February 4, 20206 yr Author 22 minutes ago, Gragorg said: Try and reseat the ram first and run memtest. Sometimes that is all it is. If it doesn't fix it you can pull ram chips until you don't get errors on memtest to eliminate the bad chip. Thanks. Going to re-seat and test each pair separately and see if I get errors
February 5, 20206 yr Author So I tested each pair separately ( two tests of 16GB). Both tests show no errors, so I know the modules are not the problem. When I insert all four at one time I get a ton of errors. 11 hours ago, jpowell8672 said: Also make sure CPU is seated properly. This is a easily overlooked problem with Threadripper CPU's. All 3 CPU hold down screws must be torqued in proper sequence & amount for CPU to be seated properly. I had a memory issue with mine at first and reseating the CPU fixed it for me. I think the CPU re-seating might be what is needed, Do i need to unmount the CPU completely and remount or can I loosen the bracket and re-tighten the screws in the proper sequence? Thanks again for the help
February 5, 20206 yr 12 minutes ago, krh1009 said: When I insert all four at one time I get a ton of errors. Are you reducing the memory speed to compensate for the added modules?
February 5, 20206 yr Author 3 minutes ago, jonathanm said: Are you reducing the memory speed to compensate for the added modules? I can give it a try....I need to find that setting the bios. I'd rather do that than re-seat CPU.
February 5, 20206 yr 2 hours ago, krh1009 said: So I tested each pair separately ( two tests of 16GB). Both tests show no errors, so I know the modules are not the problem. When I insert all four at one time I get a ton of errors. I think the CPU re-seating might be what is needed, Do i need to unmount the CPU completely and remount or can I loosen the bracket and re-tighten the screws in the proper sequence? Thanks again for the help
February 5, 20206 yr If you are unable to resolve the issue with your current ram and decide to purchase new ram the Samsung B-die chips work the best with Threadripper v1 & 2 if you can find some. https://benzhaomin.github.io/bdiefinder/
February 5, 20206 yr Author 9 minutes ago, jpowell8672 said: If you are unable to resolve the issue with your current ram and decide to purchase new ram the Samsung B-die chips work the best with Threadripper v1 & 2 if you can find some. https://benzhaomin.github.io/bdiefinder/ Thanks for the video and the brand recommendation. I'm going to 1) lower the memory speed, if no luck 2) reseat CPU, if no luck 3) buy more ram
February 5, 20206 yr 10 hours ago, krh1009 said: Thanks for the video and the brand recommendation. I'm going to 1) lower the memory speed, if no luck 2) reseat CPU, if no luck 3) buy more ram For (1) lower speed to 2133 MHz (or simpler, just turn off XMP or whatever AMD calls it) 2133MHz is standard stock DDR4 speed.

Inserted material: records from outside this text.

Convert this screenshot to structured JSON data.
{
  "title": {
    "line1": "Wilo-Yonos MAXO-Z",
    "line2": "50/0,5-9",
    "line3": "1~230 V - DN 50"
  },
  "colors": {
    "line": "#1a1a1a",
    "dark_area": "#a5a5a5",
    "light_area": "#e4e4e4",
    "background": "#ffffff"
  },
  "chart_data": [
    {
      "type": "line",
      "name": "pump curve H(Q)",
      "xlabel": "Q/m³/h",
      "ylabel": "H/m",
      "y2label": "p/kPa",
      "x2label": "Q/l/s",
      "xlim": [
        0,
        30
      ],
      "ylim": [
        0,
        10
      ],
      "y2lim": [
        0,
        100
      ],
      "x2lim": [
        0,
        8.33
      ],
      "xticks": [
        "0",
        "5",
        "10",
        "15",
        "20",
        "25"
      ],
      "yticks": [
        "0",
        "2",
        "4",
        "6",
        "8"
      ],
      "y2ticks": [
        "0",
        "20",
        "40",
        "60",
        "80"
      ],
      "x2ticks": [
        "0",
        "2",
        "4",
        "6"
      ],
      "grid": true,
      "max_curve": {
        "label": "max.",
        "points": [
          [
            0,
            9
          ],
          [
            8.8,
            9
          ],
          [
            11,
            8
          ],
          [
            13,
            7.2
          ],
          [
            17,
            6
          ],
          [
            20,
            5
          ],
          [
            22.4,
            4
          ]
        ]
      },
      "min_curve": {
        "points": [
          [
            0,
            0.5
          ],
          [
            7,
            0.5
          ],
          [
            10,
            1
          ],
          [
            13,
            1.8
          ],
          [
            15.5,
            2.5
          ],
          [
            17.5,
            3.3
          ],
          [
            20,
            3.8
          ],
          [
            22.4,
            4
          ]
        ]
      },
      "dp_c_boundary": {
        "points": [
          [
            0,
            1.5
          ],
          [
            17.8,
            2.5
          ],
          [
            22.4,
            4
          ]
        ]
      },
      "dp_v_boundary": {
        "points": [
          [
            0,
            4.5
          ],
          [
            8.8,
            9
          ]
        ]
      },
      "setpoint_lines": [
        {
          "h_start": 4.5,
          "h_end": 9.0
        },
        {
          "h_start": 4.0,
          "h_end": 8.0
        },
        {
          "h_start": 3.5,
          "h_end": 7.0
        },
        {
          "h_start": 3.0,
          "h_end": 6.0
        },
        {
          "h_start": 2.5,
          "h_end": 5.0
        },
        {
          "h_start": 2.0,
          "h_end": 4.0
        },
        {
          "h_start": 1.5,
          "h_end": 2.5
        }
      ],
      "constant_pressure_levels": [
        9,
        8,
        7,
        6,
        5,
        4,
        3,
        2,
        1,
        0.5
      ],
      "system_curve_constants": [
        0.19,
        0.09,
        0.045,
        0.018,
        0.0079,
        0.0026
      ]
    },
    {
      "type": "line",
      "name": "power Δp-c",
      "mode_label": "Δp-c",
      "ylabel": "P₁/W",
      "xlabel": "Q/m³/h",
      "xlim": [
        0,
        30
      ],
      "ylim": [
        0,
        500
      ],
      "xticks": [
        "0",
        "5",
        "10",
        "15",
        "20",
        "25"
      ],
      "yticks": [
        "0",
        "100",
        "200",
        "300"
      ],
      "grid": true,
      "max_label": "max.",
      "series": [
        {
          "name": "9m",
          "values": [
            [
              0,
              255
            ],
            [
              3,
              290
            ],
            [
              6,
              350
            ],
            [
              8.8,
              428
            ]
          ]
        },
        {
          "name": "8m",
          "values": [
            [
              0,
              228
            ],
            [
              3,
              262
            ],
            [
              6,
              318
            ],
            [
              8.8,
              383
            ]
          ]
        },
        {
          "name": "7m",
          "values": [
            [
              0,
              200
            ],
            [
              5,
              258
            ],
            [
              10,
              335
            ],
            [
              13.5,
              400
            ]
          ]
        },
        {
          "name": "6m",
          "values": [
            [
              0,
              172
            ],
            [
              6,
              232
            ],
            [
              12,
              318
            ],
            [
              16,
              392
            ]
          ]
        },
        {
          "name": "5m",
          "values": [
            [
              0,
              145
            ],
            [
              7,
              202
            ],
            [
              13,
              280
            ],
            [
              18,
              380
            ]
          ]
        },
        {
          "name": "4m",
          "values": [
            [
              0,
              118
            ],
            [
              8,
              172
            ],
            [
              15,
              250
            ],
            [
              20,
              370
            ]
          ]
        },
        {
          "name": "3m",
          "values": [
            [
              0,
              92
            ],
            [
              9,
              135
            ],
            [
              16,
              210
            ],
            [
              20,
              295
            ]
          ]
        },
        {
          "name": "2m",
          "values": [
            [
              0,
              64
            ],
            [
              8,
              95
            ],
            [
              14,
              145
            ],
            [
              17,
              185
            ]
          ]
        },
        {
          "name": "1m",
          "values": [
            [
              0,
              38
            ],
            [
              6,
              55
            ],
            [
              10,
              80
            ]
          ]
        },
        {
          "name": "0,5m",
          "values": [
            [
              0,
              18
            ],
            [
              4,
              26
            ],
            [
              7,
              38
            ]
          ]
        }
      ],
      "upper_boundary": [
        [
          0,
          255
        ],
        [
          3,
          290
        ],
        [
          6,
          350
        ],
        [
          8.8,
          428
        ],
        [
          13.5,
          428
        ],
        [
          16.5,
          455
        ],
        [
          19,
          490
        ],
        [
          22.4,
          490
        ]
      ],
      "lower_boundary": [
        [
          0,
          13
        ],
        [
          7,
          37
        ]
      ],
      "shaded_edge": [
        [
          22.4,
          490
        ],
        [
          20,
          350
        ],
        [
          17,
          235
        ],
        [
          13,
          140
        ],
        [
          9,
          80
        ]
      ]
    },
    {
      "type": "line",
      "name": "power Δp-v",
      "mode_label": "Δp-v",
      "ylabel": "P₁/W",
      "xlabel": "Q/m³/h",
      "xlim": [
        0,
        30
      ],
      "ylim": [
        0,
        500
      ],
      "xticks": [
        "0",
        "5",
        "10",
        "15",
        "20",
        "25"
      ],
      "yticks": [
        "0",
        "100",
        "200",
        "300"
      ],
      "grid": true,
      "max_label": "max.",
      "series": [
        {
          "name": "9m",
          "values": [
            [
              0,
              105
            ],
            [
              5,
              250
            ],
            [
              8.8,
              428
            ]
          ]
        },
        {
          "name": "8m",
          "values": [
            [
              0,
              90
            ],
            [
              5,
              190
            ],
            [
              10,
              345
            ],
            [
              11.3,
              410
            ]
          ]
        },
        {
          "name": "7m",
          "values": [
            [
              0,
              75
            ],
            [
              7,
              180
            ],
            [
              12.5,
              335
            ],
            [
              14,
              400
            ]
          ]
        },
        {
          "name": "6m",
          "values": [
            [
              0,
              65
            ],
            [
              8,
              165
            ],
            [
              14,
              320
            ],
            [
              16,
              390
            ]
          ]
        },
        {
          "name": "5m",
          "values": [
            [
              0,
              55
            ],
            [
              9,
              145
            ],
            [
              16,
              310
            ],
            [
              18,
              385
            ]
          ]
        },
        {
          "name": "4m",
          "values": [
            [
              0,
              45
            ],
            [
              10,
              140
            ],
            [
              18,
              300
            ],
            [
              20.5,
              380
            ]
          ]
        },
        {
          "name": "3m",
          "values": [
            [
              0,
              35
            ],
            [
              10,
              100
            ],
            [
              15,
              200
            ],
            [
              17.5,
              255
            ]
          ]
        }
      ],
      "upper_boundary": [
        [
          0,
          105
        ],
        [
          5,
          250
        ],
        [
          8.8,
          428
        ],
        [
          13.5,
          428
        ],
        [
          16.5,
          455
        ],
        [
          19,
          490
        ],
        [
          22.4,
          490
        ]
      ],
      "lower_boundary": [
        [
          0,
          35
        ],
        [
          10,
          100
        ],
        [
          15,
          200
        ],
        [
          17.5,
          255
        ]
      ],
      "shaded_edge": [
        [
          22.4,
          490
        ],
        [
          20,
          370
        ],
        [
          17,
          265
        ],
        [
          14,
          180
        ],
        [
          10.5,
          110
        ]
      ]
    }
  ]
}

February 6, 20206 yr Author OK...so I took the cowards way out. I didn't feel like removing the cooler cleaning the TIM and reseating the CPU. So I ordered 2 sticks of 16G ram and place them in the lower two (working) slots. memtest showed 100% pass. SO I think I'm good for now. One long rainy weekend I'll attempt to reseat the CPU., which I think will solve the problem completely.
Archived
This topic is now archived and is closed to further replies.